Sin darse cuenta, sin proponérselo, sin saber quien era Blancadenoche, la pilló en falta y no supo qué pasaba. 

Poco después, una tarde de mucho calor, la tarde de permiso de la señorita, quisieron ir al kiosco de la Galiana, el que atendía Mariano, el amigo de la tata. 
-¿Y qué compramos? ¿Caramelitos Sazi, regaliz de a perra gorda, polos de limón...?
-¡Es que los polos valen una peseta y somos cinco!, yo solo tengo una,  a no ser que...
-¿Dónde vas Lula?
- A buscar una cosa en mi armario.
El vaso seguía allí y tenía muchas más monedas. Sólo necesitaba cuatro pesetas...bueno, una más por si acaso. No creo que se note. Las devolveré si nos da propina abuelo, cuando venga.
-¿De dónde las has sacado?
- Las tenía escondidas, no me acordaba. 

Blancadenoche robó anillos, un solitario,  una pulsera de compromiso, unos pendientes... Su madre, que apuntaba cada céntimo, empezó a pensar que no era muy normal lo que faltaba al cabo del día. Bartolomé, el policía que vivía más abajo,  le aconsejó que hablaran con las monjas, que investigaran en el pasado de la única que había alterado la situación en la casa. 

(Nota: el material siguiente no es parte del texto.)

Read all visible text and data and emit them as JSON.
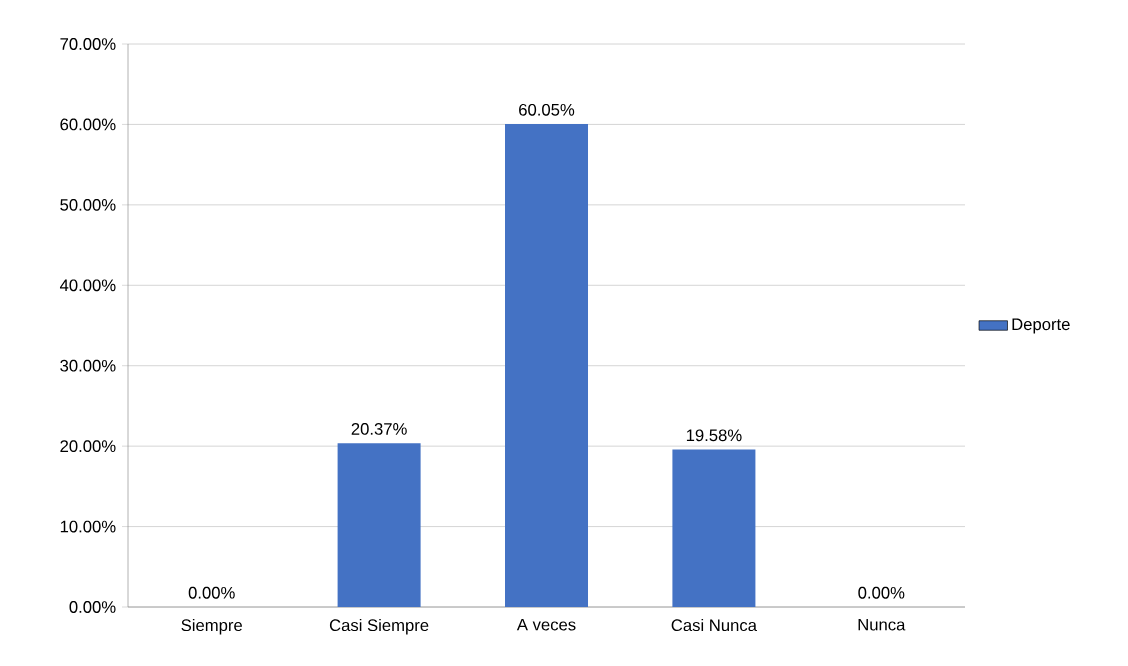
{
  "chart_data": {
    "type": "bar",
    "categories": [
      "Siempre",
      "Casi Siempre",
      "A veces",
      "Casi Nunca",
      "Nunca"
    ],
    "series": [
      {
        "name": "Deporte",
        "color": "#4472c4",
        "values": [
          0,
          20.37,
          60.05,
          19.58,
          0
        ],
        "value_labels": [
          "0.00%",
          "20.37%",
          "60.05%",
          "19.58%",
          "0.00%"
        ]
      }
    ],
    "ylim": [
      0,
      70
    ],
    "yticks": [
      {
        "value": 0,
        "label": "0.00%"
      },
      {
        "value": 10,
        "label": "10.00%"
      },
      {
        "value": 20,
        "label": "20.00%"
      },
      {
        "value": 30,
        "label": "30.00%"
      },
      {
        "value": 40,
        "label": "40.00%"
      },
      {
        "value": 50,
        "label": "50.00%"
      },
      {
        "value": 60,
        "label": "60.00%"
      },
      {
        "value": 70,
        "label": "70.00%"
      }
    ],
    "grid": "y",
    "legend": "right"
  }
}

La señorita Blanca resultó ser lesbiana, cleptómana y ladina. Había salido de la cárcel por robar en todos los trabajos anteriores. 

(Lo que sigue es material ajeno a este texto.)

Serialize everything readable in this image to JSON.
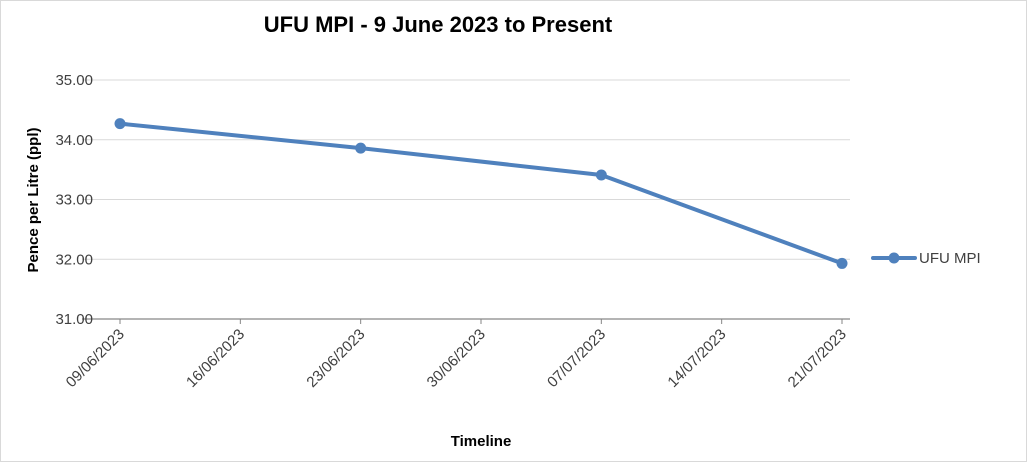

Fué Antonio, el jardinero, quien vio una lata escondida entre la leña y un policía de paisano vigiló, haciendo de pintor, que no se la llevara.

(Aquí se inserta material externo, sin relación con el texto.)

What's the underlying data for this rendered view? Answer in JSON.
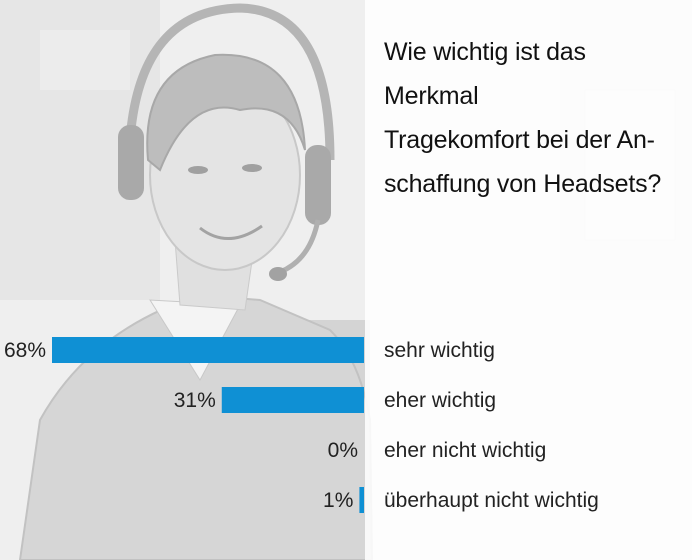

La tata estaba al tanto. Fue víctima también de Blanca, la ladina. Le prometió amor sólo para callarle la boca. Cuando la descubrieron quiso culparla. La tata, mucho más lista que la otra, percibió el engaño y le devolvió el golpe. Entregó a Bartolomé una carta que tenía preparada para su hermana Charo, en Alemania, donde le decía lo contenta que estaba porque por fin podría dejar su trabajo y dedicarse a cuidar a su madre viuda y anciana. Que se iba a vivir con una buena amiga que la apreciaba y le quería pagar todos sus gastos. Que le quería presentar a su Blanca con la que sentía una gran complicidad.

Su madre se dio cuenta del valor de Carmen, de su inteligencia, de su rápida reacción, de que al confesar que se había hecho socia  daba pruebas para que la pusieran en la calle. También se dio cuenta de que las dos habían sido engañadas por la misma, y que más valía aliarse a ella que ir en su contra. Había cuidado a Lula sin medida, como si hubiera sido la hija que nunca tuvo. Le dio las gracias y cerró el asunto suspirando. 
La tata pasó el duelo más bien sola. Lula la vio llorar un día con la novela.
- ¡No llores tata, si esas historias son mentira!
-¡Ay, niña, qué sabrás tú de lo que pasa!